Además, consideró que los reconocimientos son «muy buenos para el escritor de ficción», que trabaja «a solas y casi a oscuras» y «siempre con la incógnita de si lo que hace tiene algún sentido o no tiene ninguno».

«Leyendo algunos libros se ve que es fácil que no tenga ningún sentido, por lo tanto el riesgo de hacerlo mal, incluso el riesgo de hacerlo muy mal, existe siempre» y estos premios sirven para «tranquilizar» y «estimular».

Tras el acto, y preguntado sobre si cree que se está educando bien a los jóvenes, Mendoza dijo tener la impresión de que debería haber una reforma en la Universidad, ya que cree que se ha convertido «en una máquina que funciona un poco por inercia y que no siempre está a la altura de las necesidades».

Sin embargo, dijo que no tiene «la menor idea» de qué se tendría que hacer ni cómo se soluciona esa cuestión, igual que tampoco sabe si las nuevas tecnologías acabarán con la forma de leer.

Lo que sí ve que están cambiado las tecnologías, ha dicho, es no solo nuestra forma de vida, sino también a las propias personas, su forma de pensar y sus facultades intelectuales.

«No recordamos nada porque consultamos cualquier duda que tenemos. Yo no recuerdo un solo número de teléfono ni la matrícula de mi coche. Todo lo confío al móvil; si un día me quedara sin él, quedaría convertido en un catatónico», reconoció, aunque no consideró que haya que ponerse «muy trágico en este aspecto».

Literatura necesaria

Por su parte, la rectora de la VIU aseguró en su discurso que Mendoza ofrece «buena literatura a ciudadanos necesitados de ella» y describió al autor de «La ciudad de los prodigios» y «Riña de Gatos» como un «agujero negro» que absorbe toda la energía. Destacó que con este título la VIU engrandece su claustro de honoris causa con una «figura única que aúna los valores del arte y de la comunicación».

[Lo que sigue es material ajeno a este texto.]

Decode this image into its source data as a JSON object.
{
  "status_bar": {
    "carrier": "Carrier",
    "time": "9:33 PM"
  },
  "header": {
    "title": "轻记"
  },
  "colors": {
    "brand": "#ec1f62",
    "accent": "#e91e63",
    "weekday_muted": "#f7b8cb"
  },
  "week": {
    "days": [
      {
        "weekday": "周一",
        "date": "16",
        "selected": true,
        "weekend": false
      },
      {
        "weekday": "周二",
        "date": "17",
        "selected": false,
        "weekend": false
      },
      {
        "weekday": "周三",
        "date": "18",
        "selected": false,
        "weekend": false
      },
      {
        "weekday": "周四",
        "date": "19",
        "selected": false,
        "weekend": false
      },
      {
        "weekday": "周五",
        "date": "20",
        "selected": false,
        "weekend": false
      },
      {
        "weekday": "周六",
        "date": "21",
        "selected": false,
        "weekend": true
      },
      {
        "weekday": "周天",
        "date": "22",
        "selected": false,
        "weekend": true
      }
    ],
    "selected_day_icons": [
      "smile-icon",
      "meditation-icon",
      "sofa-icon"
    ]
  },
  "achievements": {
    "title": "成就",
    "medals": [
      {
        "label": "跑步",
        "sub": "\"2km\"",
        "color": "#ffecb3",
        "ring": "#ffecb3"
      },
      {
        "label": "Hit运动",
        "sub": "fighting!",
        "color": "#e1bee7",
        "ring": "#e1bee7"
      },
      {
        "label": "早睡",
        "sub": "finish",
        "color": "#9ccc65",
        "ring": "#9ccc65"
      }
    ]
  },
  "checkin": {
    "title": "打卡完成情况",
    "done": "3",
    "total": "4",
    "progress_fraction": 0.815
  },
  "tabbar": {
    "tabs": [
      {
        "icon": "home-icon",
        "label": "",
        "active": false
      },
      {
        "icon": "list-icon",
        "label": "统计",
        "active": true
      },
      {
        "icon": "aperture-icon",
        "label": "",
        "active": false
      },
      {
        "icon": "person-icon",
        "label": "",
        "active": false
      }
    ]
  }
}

Recordó además el papel trascendental que desempeña la Universidad Internacional de Valencia desde la que «se impulsa la diferencia en la educación para un mundo nuevo que intentamos sea cada vez mayor a través de nuestro servicio, con una voluntad de empujar la educación universitaria hacia una experiencia cultural global, una vivencia multicultural real, hispanohablante, múltiple e ilimitada».

Gimferrer, quien fue editor de Mendoza durante sus primeros años de carrera literaria, destacó de Mendoza que cuenta cada vez con un estilo más depurado, algo muy acentuado en un libro de intención menos elevada, como es «El caso de la modelo extraviada». El poeta recorrió la obra de Mendoza, que arrancó en 1975 con «La verdad sobre el caso Savolta», en el que dejó claro que había llegado para quedarse.

El presidente de Grupo Planeta y Atresmedia, D. José Creuheras, estuvo presente en el acto académico y en declaraciones posteriores quiso destacar que «el nombramiento de Eduardo Mendoza como doctor honoris causa por la Universidad Internacional de Valencia supone un merecidísimo reconocimiento a una trayectoria literaria brillante. Mendoza siempre mezcla con sabiduría el humor ingenioso con una enorme riqueza narrativa y de estilo, y por eso sus obras entusiasman a lectores de distintas generaciones».

La de ayer fue la quinta distinción Doctor Honoris Causa otorgada por la Universidad Internacional de Valencia. Eduardo Mendoza suma su nombre a los de Pedro Cavadas, el abogado Javier Cremades, el filósofo norteamericano Carl Mitcham y el considerado como creador principal del CLIL (Aprendizaje Integrado de Lenguas y Contenidos, AICLE, en español), David Marsh.

La ceremonia contó con la asistencia de representantes y autoridades del mundo de la comunicación y la cultura valenciana, así como escritores y diversas autoridades entre las que destacaron el secretario autonómico de Universidades e Investigación, el delegado de Defensa para la Comunidad Valenciana o el subdelegado del Gobierno, entre otras.

Mendoza recibió en 1975 el Premio de la Crítica de narrativa castellana por «La verdad sobre el caso Savolta»; en 1987 el Premio Ciudad de Barcelona por «La ciudad de los prodigios»; en 1988 el Premio al Mejor Libro del Año de la Revista «Lire» (Francia) por «La ciudad de los prodigios»; en 1988 fue finalista del Premio Grinzane Cavour en la categoría de Narrativa extranjera (Italia) por esta misma obra; en 2007 recibió el Premio Fundación José Manuel Lara por Mauricio o las elecciones primarias y en 2010 el Premio Planeta por «Riña de gatos».